© Andreas Maringer

Chronik Oberösterreich
12/05/2011

"Verstehe die heftige Kritik nicht"

ÖSV-Sportdirektor Hans Pum über die Schanze in Hinzenbach, den Skiweltcup in Hinterstoder und seine Biathleten.

von Michael Petermair

Hans Pum ist momentan viel in seiner oberösterreichischen Heimat unterwegs. Am Freitag stand der 57-jährige ÖSV-Sportdirektor aus St. Oswald bei Freistadt den Journalisten beim Medien-Tag der heimischen Biathleten in der Firma backaldrin in Asten Rede und Antwort, gestern war Pum zu Gast beim Sommer-Grand-Prix der Skispringer auf der neu gebauten Schanze in Hinzenbach bei Eferding.

KURIER: Herr Pum, braucht Oberösterreich eine Skisprungschanze um 4,5 Millionen Euro?
Hans Pum: Unbedingt. Die Anlage in Hinzenbach ist eine Investition, die für den ganzen Sport in Oberösterreich enorm wichtig ist. Wir haben sowieso noch immer viel zu wenig Trainingsmöglichkeiten. Wenn es nach mir geht, würde ich noch ein paar derartige Schanzen bauen. Unsere jungen Springer können sich in Hinzenbach weiterentwickeln.

Der Landesrechnungshof hat kritisiert, dass in Hinzenbach die Kosten drastisch überzogen wurden. Auch der Bau sei unprofessionell abgewickelt worden. Ist das dem ÖSV egal?
Keineswegs. Aber ich verstehe die heftige Kritik überhaupt nicht. Ich sehe das völlig anders.

Wie?
Das Projekt wurde über einen langen Zeitraum geplant. Dann tauchten Wünsche nach einer Erweiterung auf. Dazu wurde zusätzlich Geld in die Hand genommen. Anders wäre das nicht möglich gewesen. Und wie wir ja alle wissen: Jeder noch so kleine Häuslbauer überzieht bei den Kosten. Gut, man kann immer sparen.

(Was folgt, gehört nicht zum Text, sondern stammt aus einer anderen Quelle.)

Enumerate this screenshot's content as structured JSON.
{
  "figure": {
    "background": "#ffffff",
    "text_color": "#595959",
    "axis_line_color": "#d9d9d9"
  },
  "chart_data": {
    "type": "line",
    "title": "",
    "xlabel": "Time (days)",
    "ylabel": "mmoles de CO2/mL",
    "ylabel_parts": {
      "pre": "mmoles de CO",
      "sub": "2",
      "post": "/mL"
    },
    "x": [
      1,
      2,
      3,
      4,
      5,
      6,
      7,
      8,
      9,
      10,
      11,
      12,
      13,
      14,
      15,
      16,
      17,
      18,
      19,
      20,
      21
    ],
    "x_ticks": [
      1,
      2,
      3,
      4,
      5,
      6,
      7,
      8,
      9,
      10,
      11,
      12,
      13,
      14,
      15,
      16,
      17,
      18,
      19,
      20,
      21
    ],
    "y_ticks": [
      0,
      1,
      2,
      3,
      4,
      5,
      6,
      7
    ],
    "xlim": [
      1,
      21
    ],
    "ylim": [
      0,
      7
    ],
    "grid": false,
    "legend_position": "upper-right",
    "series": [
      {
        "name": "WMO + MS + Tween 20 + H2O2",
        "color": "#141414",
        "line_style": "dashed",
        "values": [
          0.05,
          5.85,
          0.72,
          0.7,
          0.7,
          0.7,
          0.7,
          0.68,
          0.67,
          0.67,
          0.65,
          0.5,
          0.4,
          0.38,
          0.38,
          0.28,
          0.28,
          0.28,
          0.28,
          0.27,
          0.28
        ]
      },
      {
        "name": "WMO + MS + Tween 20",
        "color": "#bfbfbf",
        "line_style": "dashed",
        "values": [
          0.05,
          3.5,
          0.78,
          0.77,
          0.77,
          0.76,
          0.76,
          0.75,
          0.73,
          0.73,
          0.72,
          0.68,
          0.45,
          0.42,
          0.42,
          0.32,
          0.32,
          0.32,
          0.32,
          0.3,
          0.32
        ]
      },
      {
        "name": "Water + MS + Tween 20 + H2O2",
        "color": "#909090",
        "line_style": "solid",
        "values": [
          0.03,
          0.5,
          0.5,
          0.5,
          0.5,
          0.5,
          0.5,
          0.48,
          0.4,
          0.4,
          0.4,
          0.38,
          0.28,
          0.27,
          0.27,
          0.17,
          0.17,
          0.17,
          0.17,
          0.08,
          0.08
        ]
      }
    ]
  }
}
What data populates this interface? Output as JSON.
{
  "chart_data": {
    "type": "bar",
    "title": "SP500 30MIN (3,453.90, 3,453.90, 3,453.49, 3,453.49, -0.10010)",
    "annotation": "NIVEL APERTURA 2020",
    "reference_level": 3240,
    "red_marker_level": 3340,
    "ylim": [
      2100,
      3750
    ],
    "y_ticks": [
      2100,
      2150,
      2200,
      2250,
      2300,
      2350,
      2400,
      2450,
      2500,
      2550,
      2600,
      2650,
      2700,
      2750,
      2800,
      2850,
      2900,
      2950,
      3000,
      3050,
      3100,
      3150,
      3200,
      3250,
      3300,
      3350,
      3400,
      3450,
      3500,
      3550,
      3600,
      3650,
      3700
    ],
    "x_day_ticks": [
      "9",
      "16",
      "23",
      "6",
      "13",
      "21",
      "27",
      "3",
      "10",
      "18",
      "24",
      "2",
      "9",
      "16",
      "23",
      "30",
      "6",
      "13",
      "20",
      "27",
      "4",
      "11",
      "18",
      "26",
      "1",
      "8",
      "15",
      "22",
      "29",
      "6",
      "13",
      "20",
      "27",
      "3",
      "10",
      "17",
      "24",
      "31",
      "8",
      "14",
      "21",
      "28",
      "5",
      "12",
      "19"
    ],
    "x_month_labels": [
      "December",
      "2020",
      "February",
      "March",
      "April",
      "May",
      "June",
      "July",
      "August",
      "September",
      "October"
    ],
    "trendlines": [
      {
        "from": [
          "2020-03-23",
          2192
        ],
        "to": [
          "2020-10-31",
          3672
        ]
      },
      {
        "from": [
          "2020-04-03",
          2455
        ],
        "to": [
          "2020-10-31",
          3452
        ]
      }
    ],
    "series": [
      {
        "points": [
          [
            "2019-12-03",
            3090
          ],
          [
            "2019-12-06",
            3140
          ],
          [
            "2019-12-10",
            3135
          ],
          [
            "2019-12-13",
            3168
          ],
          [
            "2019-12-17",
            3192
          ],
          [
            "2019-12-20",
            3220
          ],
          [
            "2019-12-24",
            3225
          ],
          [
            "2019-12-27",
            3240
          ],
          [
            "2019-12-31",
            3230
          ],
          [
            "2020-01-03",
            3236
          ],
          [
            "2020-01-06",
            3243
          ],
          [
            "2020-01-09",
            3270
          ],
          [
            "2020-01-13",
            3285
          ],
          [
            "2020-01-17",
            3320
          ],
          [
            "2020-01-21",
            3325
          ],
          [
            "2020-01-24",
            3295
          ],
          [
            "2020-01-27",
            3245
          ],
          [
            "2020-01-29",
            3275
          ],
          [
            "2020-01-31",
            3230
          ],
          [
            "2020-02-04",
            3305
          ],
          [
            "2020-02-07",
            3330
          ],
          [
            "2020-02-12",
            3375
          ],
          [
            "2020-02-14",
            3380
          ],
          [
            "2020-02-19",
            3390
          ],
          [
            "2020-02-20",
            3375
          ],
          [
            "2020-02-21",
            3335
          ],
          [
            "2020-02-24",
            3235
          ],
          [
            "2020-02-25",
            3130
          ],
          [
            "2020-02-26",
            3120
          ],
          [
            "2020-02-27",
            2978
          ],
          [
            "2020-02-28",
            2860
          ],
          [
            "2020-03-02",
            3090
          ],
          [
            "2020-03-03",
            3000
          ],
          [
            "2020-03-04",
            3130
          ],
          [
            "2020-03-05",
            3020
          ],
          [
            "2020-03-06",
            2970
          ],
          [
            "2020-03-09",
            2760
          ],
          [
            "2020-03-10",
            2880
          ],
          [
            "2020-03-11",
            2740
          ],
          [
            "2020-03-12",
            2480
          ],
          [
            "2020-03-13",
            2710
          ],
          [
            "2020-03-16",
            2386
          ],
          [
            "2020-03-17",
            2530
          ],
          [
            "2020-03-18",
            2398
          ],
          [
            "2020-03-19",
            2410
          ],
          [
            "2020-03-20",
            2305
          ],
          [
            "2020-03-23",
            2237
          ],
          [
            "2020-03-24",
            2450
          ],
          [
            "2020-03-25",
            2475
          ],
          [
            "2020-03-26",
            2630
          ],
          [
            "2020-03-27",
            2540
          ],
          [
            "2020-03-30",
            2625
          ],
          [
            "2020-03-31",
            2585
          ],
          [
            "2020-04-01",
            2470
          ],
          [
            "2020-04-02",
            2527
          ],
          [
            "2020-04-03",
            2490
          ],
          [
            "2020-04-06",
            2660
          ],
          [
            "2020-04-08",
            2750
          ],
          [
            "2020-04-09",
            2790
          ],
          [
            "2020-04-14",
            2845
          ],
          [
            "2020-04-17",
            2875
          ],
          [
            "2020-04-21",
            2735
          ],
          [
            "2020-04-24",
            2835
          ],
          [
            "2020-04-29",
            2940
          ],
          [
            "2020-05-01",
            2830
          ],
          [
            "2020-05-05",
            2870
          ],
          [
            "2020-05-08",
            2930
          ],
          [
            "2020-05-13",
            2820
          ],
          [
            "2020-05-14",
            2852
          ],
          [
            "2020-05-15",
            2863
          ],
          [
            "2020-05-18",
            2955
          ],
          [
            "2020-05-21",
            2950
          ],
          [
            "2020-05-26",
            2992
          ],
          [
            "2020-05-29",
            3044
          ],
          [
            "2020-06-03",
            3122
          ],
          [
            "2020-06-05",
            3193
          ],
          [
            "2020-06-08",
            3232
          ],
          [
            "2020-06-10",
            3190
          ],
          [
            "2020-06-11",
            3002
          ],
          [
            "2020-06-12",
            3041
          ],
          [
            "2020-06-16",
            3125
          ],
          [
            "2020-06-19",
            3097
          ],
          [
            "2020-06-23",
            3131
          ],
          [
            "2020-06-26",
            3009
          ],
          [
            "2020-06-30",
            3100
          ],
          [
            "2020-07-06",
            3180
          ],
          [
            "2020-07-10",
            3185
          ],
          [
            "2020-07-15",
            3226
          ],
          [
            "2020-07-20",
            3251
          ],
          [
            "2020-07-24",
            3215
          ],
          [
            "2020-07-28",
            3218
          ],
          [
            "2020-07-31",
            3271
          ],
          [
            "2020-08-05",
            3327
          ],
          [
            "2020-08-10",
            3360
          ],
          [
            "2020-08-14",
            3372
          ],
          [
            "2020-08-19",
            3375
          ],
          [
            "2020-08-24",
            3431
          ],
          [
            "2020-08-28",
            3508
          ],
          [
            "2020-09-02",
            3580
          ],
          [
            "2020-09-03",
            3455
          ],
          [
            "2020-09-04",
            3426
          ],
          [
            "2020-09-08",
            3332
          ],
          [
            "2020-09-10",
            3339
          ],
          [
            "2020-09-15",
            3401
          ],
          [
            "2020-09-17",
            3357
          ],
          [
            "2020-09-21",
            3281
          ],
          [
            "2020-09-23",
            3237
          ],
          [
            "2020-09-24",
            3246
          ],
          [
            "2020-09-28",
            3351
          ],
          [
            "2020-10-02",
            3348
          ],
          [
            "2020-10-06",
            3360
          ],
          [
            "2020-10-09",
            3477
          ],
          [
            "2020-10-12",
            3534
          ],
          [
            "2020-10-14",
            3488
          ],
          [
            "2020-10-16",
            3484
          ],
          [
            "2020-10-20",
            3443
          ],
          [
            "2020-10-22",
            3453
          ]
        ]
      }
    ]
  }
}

Ich bleibe aber auf jeden Fall dabei: Wir brauchen so eine Schanze wie in Hinzenbach, die weltcuptauglich ist.

Wann wird es das erste Weltcup-Springen in Hinzenbach geben?
Jetzt hat hier einmal der Sommer-Grand-Prix Station gemacht. Das war ein erster Schritt. Das Ganze muss sich langsam entwickeln. Wir werden natürlich versuchen, andere Bewerbe hierher zu bringen. Klar, ein WeltcupSpringen wäre die Krönung. Aber das wird noch dauern.

Sehen Sie bei den jungen Springern aus Oberösterreich jemanden, der einmal in die Fußstapfen von Andreas Goldberger treten könnte?
Keine Frage, es wird gut gearbeitet bei uns in Oberösterreich. Oft fehlen nur Kleinigkeiten, bis ein Junger so richtig explodiert. Wichtig ist, dass Trainingsmöglichkeiten vorhanden sind.

Zum Alpinen Skisport: Ex-Weltmeister Hannes Trinkl hat im KURIER-Interview gesagt, Hinterstoder werde kein Weltcup-Rennen mehr bekommen. Teilen Sie diese Meinung?
Ja. Wenn die Infrastruktur nicht passt, hat ein Ort auch keine Chance, einen Weltcup-Bewerb zu bekommen. Dabei waren die heurigen Rennen in Hinterstoder sensationell. Da ist ein ganzes Bundesland dahinter gestanden. Es tut mir weh, dass Hinterstoder aus dem Kalender gestrichen wurde.

Hinterstoder braucht mindestens 1000 zusätzliche Gästebetten, oder?
So ungefähr. Aber wer soll das in Angriff nehmen? Der ÖSV? Sicher nicht. Das Land kann es auch nicht machen. Es braucht Leute, die sich im Tourismus und in der Gastronomie engagieren. Aber es fehlen leider in der Region die Betreiber. Und es fehlt ein gutes Konzept.

Sie sind ja beim ÖSV jetzt auch für die Biathleten zuständig. Was ist von Sumann, Landertinger & Co. heuer zu erwarten?
Sehr viel, die Mannschaft ist stark. In der Vorbereitung für die vergangene Saison haben wir viel Pech gehabt. Da sind in Skandinavien alle krank geworden. Das hat lange gedauert. In einer Ausdauersportart ist das natürlich ganz schlecht.

Mit dem Oberösterreicher Reinhard Gösweiner haben die Biathleten einen idealen Cheftrainer. Stimmt's?
Der Reinhard ist ein sehr guter Mann. Aber alleine kann er gar nichts bewegen. Das alles kann nur mit Teamarbeit funktionieren.